Wednesday 9 January 2008 – still morning
We’re at Deir el-Bahari, at the death temple of female pharaoh Hatshepsut.
Hatshepsut’s temple is magnificent. The architect Senmut built it, perfectly harmonising with the surrounding nature. The temple has three terraces carved out of the cliff and connected by ramps.
Not much else is left from Hatshepsut’s reign. Her stepson, it is thought, had her killed and he went to great lengths to have her name expunged from history. But there’s still the obelisk at Karnak – and possibly the unfinished one at Aswan.
Egyptologists consider Hatshepsut a very successful pharaoh, reigning for more than 20 years. She was more concerned with peace and trade, less with warfare. Leading a trading expedition to the land of Punt – in present-day Somalia – she brought home the good stuff of the day: spices, gold, ivory, ebony, frankincense and myrrh. What is really myrrh, you ask? Well, I ask, at least – and Wiki has the answer, in case you’re interested.

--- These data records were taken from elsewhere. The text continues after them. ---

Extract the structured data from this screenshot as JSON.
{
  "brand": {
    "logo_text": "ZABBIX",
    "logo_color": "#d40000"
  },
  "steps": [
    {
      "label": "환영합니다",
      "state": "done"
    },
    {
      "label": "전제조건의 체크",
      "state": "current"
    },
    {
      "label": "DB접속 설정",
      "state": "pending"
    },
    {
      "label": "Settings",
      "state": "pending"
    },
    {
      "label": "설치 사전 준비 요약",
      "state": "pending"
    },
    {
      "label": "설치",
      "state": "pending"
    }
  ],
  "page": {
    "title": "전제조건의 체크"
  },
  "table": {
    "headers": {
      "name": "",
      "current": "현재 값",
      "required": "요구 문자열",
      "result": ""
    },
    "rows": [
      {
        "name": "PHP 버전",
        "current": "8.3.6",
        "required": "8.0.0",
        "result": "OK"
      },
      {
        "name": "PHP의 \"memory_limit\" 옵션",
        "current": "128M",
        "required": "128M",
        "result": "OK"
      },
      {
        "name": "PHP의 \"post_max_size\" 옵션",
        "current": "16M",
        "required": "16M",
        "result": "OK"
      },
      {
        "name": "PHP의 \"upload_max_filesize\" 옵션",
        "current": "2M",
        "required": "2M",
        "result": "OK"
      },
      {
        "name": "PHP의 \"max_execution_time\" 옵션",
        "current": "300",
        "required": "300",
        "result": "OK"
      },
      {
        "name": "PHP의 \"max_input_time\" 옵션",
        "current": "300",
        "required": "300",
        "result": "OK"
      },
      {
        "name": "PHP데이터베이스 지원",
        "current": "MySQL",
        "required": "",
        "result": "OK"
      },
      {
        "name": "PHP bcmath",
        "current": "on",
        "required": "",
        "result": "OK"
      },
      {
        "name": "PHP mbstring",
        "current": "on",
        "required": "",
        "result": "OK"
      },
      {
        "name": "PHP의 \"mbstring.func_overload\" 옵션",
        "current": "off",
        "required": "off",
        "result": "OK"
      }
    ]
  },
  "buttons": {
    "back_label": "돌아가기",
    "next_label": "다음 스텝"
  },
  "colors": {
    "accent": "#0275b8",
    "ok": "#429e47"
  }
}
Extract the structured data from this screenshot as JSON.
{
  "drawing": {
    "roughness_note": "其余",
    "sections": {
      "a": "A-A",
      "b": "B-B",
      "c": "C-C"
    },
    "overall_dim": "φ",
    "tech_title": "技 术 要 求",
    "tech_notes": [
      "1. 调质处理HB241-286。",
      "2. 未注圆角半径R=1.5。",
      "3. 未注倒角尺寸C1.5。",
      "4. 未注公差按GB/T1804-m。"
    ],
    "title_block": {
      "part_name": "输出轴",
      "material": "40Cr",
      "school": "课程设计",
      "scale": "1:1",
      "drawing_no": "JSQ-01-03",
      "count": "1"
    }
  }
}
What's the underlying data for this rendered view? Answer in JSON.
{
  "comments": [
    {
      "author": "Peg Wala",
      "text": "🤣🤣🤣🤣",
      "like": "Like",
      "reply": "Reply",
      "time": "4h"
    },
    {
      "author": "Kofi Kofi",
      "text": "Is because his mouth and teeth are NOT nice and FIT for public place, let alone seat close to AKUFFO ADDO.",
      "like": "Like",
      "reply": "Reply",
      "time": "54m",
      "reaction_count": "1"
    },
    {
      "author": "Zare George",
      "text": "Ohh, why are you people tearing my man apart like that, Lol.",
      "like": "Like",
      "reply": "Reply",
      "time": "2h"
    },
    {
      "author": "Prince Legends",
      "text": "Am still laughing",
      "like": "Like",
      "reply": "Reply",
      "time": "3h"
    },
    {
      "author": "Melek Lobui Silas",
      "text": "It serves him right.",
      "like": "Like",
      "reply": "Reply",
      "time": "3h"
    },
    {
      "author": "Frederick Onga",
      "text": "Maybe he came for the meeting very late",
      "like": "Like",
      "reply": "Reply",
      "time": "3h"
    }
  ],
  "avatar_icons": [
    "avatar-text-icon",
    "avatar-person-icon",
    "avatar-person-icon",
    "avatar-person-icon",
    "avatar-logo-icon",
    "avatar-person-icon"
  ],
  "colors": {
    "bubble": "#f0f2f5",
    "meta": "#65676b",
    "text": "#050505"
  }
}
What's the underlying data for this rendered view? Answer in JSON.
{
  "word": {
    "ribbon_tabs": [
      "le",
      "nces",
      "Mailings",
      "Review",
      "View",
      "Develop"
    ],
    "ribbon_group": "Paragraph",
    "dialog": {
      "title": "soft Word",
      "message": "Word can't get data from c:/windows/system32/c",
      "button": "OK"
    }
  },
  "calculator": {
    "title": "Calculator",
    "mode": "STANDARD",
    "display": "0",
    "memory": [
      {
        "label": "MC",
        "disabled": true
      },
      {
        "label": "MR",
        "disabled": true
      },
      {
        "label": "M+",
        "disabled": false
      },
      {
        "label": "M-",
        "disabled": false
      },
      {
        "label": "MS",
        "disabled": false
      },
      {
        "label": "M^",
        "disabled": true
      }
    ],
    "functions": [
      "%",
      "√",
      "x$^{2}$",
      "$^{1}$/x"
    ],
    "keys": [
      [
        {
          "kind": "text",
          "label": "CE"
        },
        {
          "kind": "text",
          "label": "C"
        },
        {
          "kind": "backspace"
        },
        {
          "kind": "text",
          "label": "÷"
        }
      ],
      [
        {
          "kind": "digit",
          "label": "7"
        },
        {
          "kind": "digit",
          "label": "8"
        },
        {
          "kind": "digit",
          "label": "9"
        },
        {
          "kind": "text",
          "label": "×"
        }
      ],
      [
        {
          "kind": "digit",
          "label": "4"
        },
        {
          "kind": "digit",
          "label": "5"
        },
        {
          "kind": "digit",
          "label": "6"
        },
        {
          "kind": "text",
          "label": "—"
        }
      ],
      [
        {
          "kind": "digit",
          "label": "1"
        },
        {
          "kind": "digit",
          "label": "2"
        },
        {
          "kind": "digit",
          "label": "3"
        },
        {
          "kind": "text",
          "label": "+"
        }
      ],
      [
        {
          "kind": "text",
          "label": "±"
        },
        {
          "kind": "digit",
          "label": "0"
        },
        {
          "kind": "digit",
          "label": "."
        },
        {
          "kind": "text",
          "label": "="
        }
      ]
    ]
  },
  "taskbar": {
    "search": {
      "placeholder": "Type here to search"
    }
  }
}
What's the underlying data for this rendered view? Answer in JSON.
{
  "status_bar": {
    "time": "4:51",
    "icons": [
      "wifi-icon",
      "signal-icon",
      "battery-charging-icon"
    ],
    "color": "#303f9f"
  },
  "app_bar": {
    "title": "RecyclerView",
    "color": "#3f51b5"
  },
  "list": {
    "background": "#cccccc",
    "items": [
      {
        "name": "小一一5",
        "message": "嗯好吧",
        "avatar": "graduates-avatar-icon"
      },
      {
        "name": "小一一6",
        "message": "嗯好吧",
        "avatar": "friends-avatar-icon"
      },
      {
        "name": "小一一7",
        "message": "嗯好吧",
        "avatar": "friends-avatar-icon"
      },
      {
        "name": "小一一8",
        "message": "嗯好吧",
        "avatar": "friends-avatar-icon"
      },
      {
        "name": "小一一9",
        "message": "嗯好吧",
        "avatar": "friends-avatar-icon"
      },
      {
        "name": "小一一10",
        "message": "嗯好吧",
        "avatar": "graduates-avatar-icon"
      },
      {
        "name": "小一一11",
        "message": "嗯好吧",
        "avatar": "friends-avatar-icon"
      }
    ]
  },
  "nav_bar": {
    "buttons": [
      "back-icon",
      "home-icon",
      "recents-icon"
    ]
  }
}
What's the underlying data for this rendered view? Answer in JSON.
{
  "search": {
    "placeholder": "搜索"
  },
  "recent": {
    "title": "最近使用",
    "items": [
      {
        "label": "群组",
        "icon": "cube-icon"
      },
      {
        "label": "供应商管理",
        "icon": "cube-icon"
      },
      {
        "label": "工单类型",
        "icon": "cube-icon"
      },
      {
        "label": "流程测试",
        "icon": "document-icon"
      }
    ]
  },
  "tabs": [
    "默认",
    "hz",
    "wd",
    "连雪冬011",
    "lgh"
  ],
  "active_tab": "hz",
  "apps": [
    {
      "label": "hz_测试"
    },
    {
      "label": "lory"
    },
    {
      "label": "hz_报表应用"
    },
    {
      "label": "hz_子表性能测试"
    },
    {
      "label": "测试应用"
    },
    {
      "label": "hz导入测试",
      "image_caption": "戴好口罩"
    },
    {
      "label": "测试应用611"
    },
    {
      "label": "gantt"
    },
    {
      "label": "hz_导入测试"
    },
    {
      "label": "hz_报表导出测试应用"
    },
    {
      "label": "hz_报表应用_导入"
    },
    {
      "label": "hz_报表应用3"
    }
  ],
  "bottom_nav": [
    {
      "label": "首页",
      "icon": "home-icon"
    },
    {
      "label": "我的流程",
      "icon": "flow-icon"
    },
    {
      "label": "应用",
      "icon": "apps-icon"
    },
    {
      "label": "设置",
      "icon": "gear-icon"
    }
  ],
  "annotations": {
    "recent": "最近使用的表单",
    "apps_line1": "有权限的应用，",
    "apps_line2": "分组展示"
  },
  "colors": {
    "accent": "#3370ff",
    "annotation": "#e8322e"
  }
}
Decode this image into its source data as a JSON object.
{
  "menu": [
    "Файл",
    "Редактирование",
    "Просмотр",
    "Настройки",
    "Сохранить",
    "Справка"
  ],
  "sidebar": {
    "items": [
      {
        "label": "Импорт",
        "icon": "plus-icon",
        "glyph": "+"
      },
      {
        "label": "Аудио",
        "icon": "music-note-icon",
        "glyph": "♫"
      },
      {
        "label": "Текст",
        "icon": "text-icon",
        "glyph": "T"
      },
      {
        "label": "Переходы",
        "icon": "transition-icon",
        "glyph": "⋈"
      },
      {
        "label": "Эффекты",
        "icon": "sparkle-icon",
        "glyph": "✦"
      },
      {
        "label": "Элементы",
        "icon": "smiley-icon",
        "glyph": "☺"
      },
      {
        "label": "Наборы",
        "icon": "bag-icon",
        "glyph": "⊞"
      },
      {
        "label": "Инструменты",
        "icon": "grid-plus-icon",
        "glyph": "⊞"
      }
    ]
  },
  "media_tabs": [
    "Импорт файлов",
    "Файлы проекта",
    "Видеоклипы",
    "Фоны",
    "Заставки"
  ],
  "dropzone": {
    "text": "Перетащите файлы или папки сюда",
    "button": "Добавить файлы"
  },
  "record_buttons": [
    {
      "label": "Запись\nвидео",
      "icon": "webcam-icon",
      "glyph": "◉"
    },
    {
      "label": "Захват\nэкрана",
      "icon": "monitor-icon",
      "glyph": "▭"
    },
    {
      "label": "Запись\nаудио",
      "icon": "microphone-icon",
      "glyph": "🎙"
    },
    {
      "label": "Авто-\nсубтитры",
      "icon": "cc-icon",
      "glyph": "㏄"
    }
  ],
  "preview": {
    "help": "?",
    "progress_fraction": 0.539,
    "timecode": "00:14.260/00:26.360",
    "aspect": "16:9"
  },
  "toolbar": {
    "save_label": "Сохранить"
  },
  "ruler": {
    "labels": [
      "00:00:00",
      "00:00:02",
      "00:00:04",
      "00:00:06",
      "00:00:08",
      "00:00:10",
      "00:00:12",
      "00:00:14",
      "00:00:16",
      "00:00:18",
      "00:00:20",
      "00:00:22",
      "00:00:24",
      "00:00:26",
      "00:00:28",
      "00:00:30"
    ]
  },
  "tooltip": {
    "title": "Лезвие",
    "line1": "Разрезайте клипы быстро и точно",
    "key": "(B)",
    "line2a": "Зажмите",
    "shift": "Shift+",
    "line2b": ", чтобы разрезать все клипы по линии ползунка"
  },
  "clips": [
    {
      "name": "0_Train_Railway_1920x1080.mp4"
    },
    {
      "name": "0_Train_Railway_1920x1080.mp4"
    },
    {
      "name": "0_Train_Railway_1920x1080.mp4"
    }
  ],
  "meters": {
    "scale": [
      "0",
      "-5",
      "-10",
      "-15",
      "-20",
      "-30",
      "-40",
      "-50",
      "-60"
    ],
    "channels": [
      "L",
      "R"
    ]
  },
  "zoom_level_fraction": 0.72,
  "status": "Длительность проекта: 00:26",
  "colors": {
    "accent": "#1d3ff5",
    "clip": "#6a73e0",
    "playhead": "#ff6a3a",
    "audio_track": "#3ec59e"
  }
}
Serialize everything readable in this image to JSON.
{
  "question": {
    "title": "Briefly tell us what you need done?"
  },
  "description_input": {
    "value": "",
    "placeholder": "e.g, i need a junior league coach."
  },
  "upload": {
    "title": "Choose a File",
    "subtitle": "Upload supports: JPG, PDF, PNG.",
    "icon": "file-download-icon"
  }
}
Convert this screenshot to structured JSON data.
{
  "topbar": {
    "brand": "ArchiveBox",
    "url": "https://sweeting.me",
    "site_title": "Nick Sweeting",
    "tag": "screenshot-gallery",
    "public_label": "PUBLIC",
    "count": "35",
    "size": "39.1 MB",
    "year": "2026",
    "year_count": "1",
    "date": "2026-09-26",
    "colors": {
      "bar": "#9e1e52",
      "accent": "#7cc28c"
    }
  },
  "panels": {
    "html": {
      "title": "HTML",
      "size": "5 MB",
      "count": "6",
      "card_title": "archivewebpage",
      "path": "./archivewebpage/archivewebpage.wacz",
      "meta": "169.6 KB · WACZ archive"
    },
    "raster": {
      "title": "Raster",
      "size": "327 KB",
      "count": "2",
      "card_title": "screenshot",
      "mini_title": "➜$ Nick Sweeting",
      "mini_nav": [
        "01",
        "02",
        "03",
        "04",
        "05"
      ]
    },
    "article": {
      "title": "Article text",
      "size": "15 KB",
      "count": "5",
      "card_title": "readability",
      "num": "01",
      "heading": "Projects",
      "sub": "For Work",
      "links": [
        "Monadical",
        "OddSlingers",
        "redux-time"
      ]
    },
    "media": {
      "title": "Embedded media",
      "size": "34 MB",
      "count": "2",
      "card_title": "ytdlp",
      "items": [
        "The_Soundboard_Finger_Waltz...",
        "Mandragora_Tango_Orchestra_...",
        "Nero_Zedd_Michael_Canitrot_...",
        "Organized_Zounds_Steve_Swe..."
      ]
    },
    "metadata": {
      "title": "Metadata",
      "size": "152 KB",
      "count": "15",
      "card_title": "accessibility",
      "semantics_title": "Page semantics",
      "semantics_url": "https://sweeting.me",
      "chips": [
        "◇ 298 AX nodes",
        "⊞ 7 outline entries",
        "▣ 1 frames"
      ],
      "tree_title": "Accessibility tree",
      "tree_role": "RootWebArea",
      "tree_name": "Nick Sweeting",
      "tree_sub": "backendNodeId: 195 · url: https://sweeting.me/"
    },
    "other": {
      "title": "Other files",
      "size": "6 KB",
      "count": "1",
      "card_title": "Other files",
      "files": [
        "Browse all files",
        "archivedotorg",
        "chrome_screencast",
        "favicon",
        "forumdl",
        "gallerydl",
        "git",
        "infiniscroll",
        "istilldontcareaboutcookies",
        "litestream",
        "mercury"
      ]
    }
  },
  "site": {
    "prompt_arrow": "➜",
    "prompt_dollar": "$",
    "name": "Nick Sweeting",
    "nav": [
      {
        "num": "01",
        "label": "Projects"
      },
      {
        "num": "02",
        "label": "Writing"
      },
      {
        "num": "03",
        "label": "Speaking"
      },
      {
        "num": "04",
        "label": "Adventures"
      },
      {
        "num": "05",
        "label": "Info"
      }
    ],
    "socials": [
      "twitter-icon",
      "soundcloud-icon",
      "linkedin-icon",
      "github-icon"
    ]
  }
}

To accommodate tourists of the laziest kind, there are little trains called taf tafs which run between parking lots and the temples here at Deir el-Bahari. It can’t be more than a couple of hundred meters to walk, but everyone takes the taf taf.
It’s an amazing temple – one where I could easily wander around for hours. Again, it’s easy to picture Hatshepsut walking around here herself – admiring her own temple, as I’m sure she must have done.
Terrorism at Deir el-Bahari
A more sobering thought sends shivers down my spine. In a much less remote past, on 17 November 1997, to be precise, a horrific massacre took place at this very spot. Six terrorists dressed as security guards went on a 45-minute killing spree with knives and automatic guns, brutally slaughtering 63 people, mostly Swiss tourists. A little 5-year-old British girl was amongst the victims. They were trapped in the temple, some attempted to hide behind columns. Absolute terror. At this very spot, on the middle terrace. At this time of day. It’s as if someone’s walking over my grave.
To end this entry on a more cheerful note, Hatshepsut’s mummy was found and positively identified recently. Very exciting!
Deir el-Bahari is part of the UNESCO World Heritage site Ancient Thebes with its Necropolis.